Ich möchte wissen, ob denn die Methode, mit jungen Menschen hart zu arbeiten gut sei? Darüber könne sie nicht viel sagen, sagt sie, weil es Ihre Erfahrung sei, sie wisse nicht, wie es anderen damit gehe – und so jung sei sie da auch nicht mehr gewesen, denn bei Jacques sei sie 21 Jahre gewesen und als 17 oder 18 Jährige hatte sie am Anfang bei Jaff nur zweimal die Woche trainiert. Und erst zum Ende dann fast täglich. Eigentlich habe sie bei Bertrand, mit 13 an dem Erwachsenentraining teilgenommen und das sei intensiv aber nicht hart gewesen, im Gegensatz zu dem von Jaff und Jacques, welches intensiv und hart gewesen sei.

Sie kommt wieder auf meine Frage zurück und sagt, dass man Kinder nicht soviel trainieren lassen sollte, denn sie habe sich mit 15 Jahren einen Ischiasvorfall eingehandelt, diesen würde sie 100 pro der Trainingsintensität zuschreiben, denn sie wären bei Bertrand eine Kerngruppe gewesen und da habe es kein „Zurück“ gegeben – auch wurde kein Unterschied zwischen Männlein und Weiblein gemacht, was der Intensität des Übens seinen Stempel aufdrückte. In diesem Alter sei eben das Knochengerüst noch nicht so stabil… aber dafür kenne sie nun Ihren Körper sehr gut.

Um Aikido machen zu können, musste Sonia, wie alle Kinder das unpädagogische Ziel der Eltern erfüllen: Gute Noten = Aikido – keine gute Noten= kein Aikido. [gute Noten = assez bien – ziemlich gut, wird meistens ab 12/20 in Frankreich akzeptiert]
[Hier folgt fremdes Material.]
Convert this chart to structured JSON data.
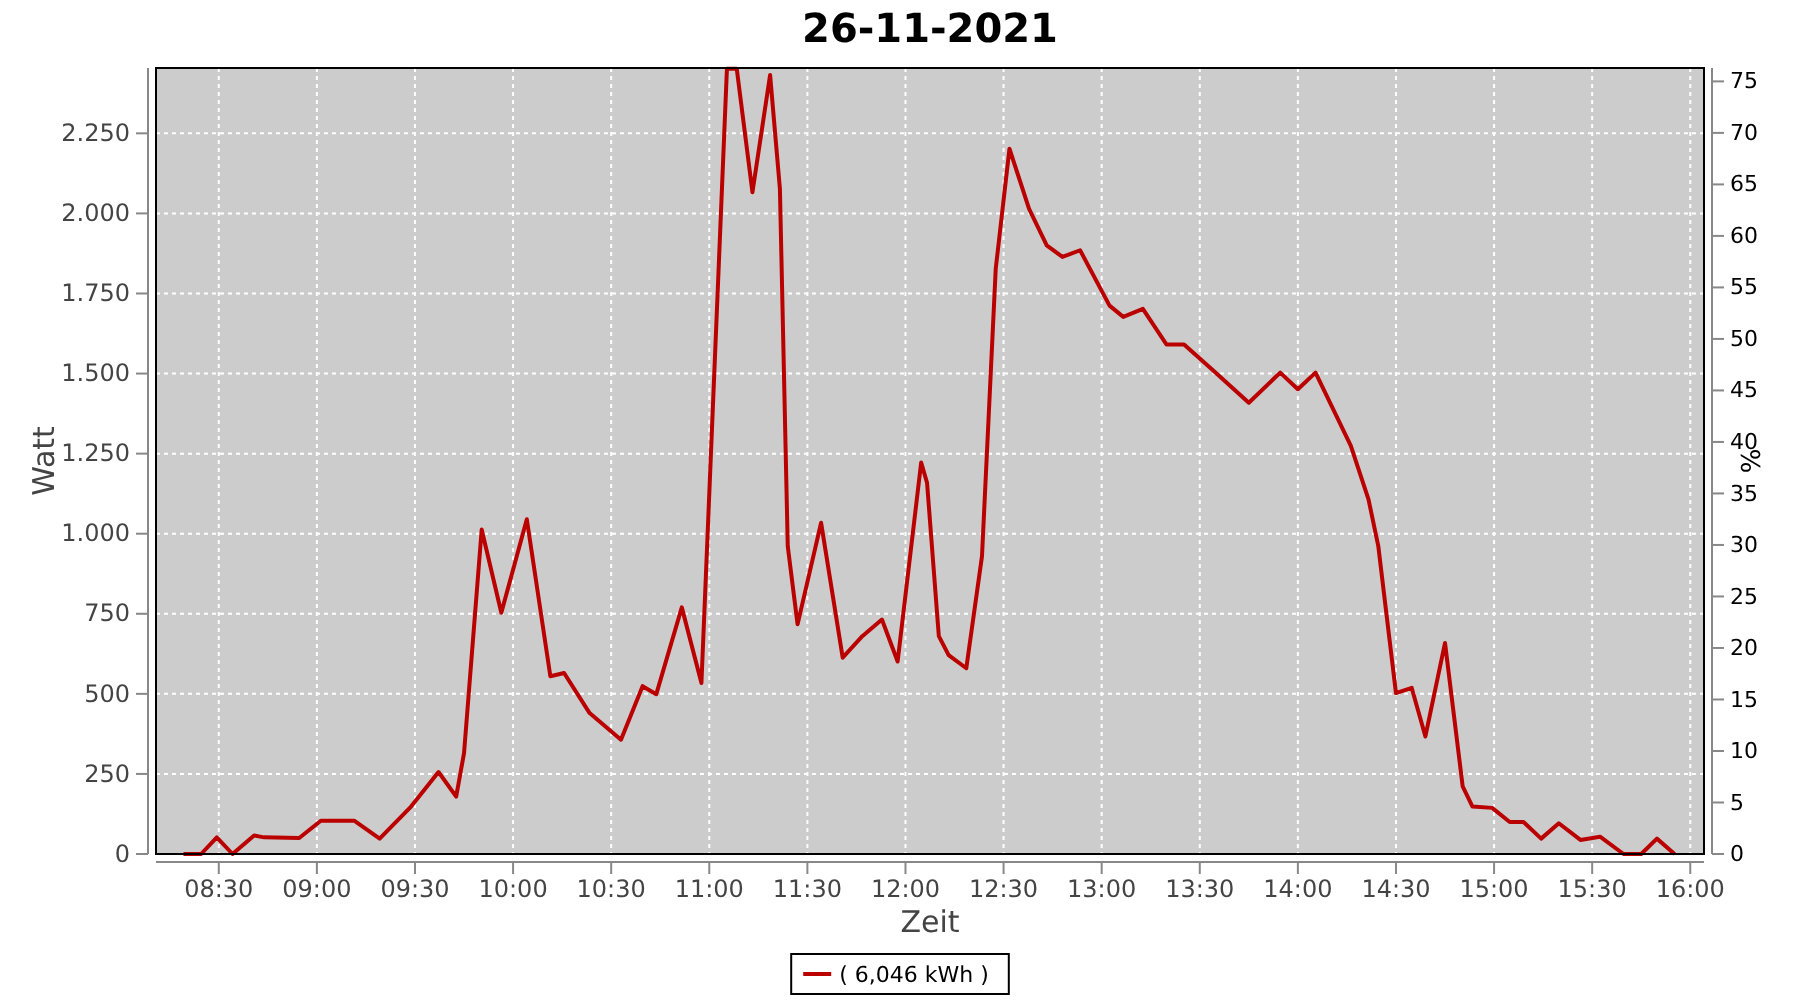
{
  "chart_data": {
    "type": "line",
    "title": "26-11-2021",
    "xlabel": "Zeit",
    "ylabel": "Watt",
    "y2label": "%",
    "xlim": [
      8.18,
      16.07
    ],
    "xticks": [
      {
        "value": 8.5,
        "label": "08:30"
      },
      {
        "value": 9,
        "label": "09:00"
      },
      {
        "value": 9.5,
        "label": "09:30"
      },
      {
        "value": 10,
        "label": "10:00"
      },
      {
        "value": 10.5,
        "label": "10:30"
      },
      {
        "value": 11,
        "label": "11:00"
      },
      {
        "value": 11.5,
        "label": "11:30"
      },
      {
        "value": 12,
        "label": "12:00"
      },
      {
        "value": 12.5,
        "label": "12:30"
      },
      {
        "value": 13,
        "label": "13:00"
      },
      {
        "value": 13.5,
        "label": "13:30"
      },
      {
        "value": 14,
        "label": "14:00"
      },
      {
        "value": 14.5,
        "label": "14:30"
      },
      {
        "value": 15,
        "label": "15:00"
      },
      {
        "value": 15.5,
        "label": "15:30"
      },
      {
        "value": 16,
        "label": "16:00"
      }
    ],
    "ylim": [
      0,
      2454
    ],
    "yticks": [
      0,
      250,
      500,
      750,
      {
        "value": 1000,
        "label": "1.000"
      },
      {
        "value": 1250,
        "label": "1.250"
      },
      {
        "value": 1500,
        "label": "1.500"
      },
      {
        "value": 1750,
        "label": "1.750"
      },
      {
        "value": 2000,
        "label": "2.000"
      },
      {
        "value": 2250,
        "label": "2.250"
      }
    ],
    "y2lim": [
      0,
      76.3
    ],
    "y2ticks": [
      0,
      5,
      10,
      15,
      20,
      25,
      30,
      35,
      40,
      45,
      50,
      55,
      60,
      65,
      70,
      75
    ],
    "grid": true,
    "legend": "bottom",
    "marker": "none",
    "line_style": "solid",
    "series": [
      {
        "name": "( 6,046 kWh )",
        "color": "#bb0000",
        "x": [
          8.32,
          8.41,
          8.49,
          8.57,
          8.68,
          8.73,
          8.91,
          9.02,
          9.19,
          9.32,
          9.48,
          9.62,
          9.71,
          9.75,
          9.84,
          9.94,
          10.07,
          10.19,
          10.26,
          10.39,
          10.55,
          10.66,
          10.73,
          10.86,
          10.96,
          11.09,
          11.14,
          11.22,
          11.31,
          11.36,
          11.4,
          11.45,
          11.57,
          11.68,
          11.78,
          11.88,
          11.96,
          12.08,
          12.11,
          12.17,
          12.22,
          12.31,
          12.39,
          12.46,
          12.53,
          12.63,
          12.72,
          12.8,
          12.89,
          13.04,
          13.11,
          13.21,
          13.33,
          13.42,
          13.56,
          13.75,
          13.91,
          14.0,
          14.09,
          14.27,
          14.36,
          14.41,
          14.5,
          14.58,
          14.65,
          14.75,
          14.84,
          14.89,
          14.99,
          15.08,
          15.15,
          15.24,
          15.33,
          15.44,
          15.54,
          15.66,
          15.75,
          15.83,
          15.92
        ],
        "values": [
          0,
          0,
          52,
          0,
          58,
          52,
          50,
          104,
          104,
          48,
          148,
          256,
          179,
          315,
          1013,
          753,
          1045,
          555,
          565,
          440,
          357,
          524,
          499,
          770,
          534,
          2452,
          2452,
          2066,
          2432,
          2077,
          961,
          717,
          1034,
          613,
          680,
          732,
          601,
          1222,
          1159,
          680,
          621,
          580,
          930,
          1827,
          2202,
          2014,
          1900,
          1864,
          1885,
          1712,
          1677,
          1702,
          1591,
          1591,
          1514,
          1409,
          1503,
          1451,
          1503,
          1274,
          1107,
          961,
          502,
          519,
          367,
          659,
          211,
          148,
          144,
          100,
          100,
          48,
          96,
          44,
          54,
          0,
          0,
          48,
          0
        ]
      }
    ]
  }
}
Ich möchte erfahren, wie es dazu kam, dass sie heute mehr auf Ihren Körper achtet. Das kam, meint sie, weil der Körper niemals eine Verletzung vergisst, und alle Verletzungen würden im Alter erneut aufkommen – das habe auch Toshiro [Suga] gelehrt. Ihre Stimme hebt sich ein wenig, der Atem wird hörbar, als sie mir erzählt, dass sie eine sehr schwere Verletzung erlebt habe, eigentlich sei sie nur knapp mit dem Leben davon gekommen! Da sei ihr bewusst geworden, dass es sich bei ihr immer um den Körper drehe – im Studium, dort habe sie immer Körper gezeichnet – im Aikido geht es eigentlich nur um den Körper, ….
Nach einem längeren Atemzug sagt sie, - und man erkennt, dass das immer noch ein akutes Thema ist, den sie spricht auf einmal mit einer leicht belegten Stimme – sie habe einen schweren Autounfall gehabt, auf der Rückfahrt von einem Lehrgang. Scheinbar unbewusst geht der rechte Arm zur Babywiege und versetzt diese in eine stille Bewegung. Ihr Mann habe auf dem Beifahrersitz geschlafen, sie fuhr, denn sie war nicht müde, weil sie wegen einer Schwangerschaft nicht mittrainiert habe, der Fahrer eines entgegenkommendes Fahrzeuges verlor die Kontrolle über seinen Wagen – dann lag Sonia für Monate im Krankenhaus.